In future work, we plan to systematically assess the forecasting performance of the models against other competing models, such as the Autoregressive Integrated Moving Average (ARIMA), which has been broadly applied to forecast time series of epidemics and various other phenomena such as the weather and the stock market [19, 63, 64]. During the COVID-19, this sub-epidemic modeling framework demonstrated reliable forecasting performance in 10- to 30-day ahead forecasts of daily deaths, outperforming ARIMA models in weekly short-term forecasts covering the U.S. trajectory of the COVID-19 pandemic from the early phase of spring 2020 to the Omicron-dominated wave [19].
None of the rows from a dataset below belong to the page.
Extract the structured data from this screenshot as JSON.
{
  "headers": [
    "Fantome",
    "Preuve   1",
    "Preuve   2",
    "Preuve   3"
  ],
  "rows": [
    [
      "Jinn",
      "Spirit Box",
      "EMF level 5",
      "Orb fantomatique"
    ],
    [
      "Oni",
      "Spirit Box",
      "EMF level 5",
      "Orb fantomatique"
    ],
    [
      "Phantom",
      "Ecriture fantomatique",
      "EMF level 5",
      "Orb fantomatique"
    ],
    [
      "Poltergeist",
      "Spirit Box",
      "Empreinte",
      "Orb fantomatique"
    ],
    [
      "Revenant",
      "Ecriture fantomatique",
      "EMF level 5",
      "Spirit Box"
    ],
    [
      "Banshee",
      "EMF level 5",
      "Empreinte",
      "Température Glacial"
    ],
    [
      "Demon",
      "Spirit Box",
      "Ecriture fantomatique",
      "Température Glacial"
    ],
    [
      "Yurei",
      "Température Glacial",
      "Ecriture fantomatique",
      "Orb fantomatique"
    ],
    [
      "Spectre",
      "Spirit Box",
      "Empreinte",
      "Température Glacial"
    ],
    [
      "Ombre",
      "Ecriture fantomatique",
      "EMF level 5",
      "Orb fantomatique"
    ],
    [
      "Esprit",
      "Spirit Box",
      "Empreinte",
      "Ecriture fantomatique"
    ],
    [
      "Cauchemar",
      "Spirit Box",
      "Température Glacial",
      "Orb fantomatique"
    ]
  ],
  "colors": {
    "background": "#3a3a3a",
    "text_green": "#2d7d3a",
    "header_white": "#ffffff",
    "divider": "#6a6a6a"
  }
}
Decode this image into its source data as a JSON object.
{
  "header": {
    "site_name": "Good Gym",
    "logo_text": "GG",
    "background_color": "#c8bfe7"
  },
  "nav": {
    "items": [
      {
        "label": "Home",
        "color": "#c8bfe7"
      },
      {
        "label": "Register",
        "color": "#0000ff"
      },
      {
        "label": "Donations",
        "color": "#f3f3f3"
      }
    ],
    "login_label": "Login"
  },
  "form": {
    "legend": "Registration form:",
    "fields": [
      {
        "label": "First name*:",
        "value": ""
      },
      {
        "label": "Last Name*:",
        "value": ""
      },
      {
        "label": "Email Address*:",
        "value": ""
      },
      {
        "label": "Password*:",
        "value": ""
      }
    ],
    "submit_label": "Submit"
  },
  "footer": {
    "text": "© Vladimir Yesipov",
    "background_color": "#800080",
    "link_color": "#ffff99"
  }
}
In summary, real-time forecasting during epidemic emergencies offers actionable information that governments can use to anticipate healthcare needs and strategize the intensity and configuration of public health interventions. Our study provides and assesses near-real time short-term forecasts of monkeypox cases globally and for seven countries that have reported a higher number of cases for a large part of the epidemic. Our models continue to predict a slowdown in the incidence of monkeypox both at the global and country levels. Overall, our models have demonstrated utility in providing short-term forecasts, capturing the growth rate slowdown and peak timing with reasonable accuracy. Our findings likely reflect the impact of increased immunity and behavioral modification among high-risk populations.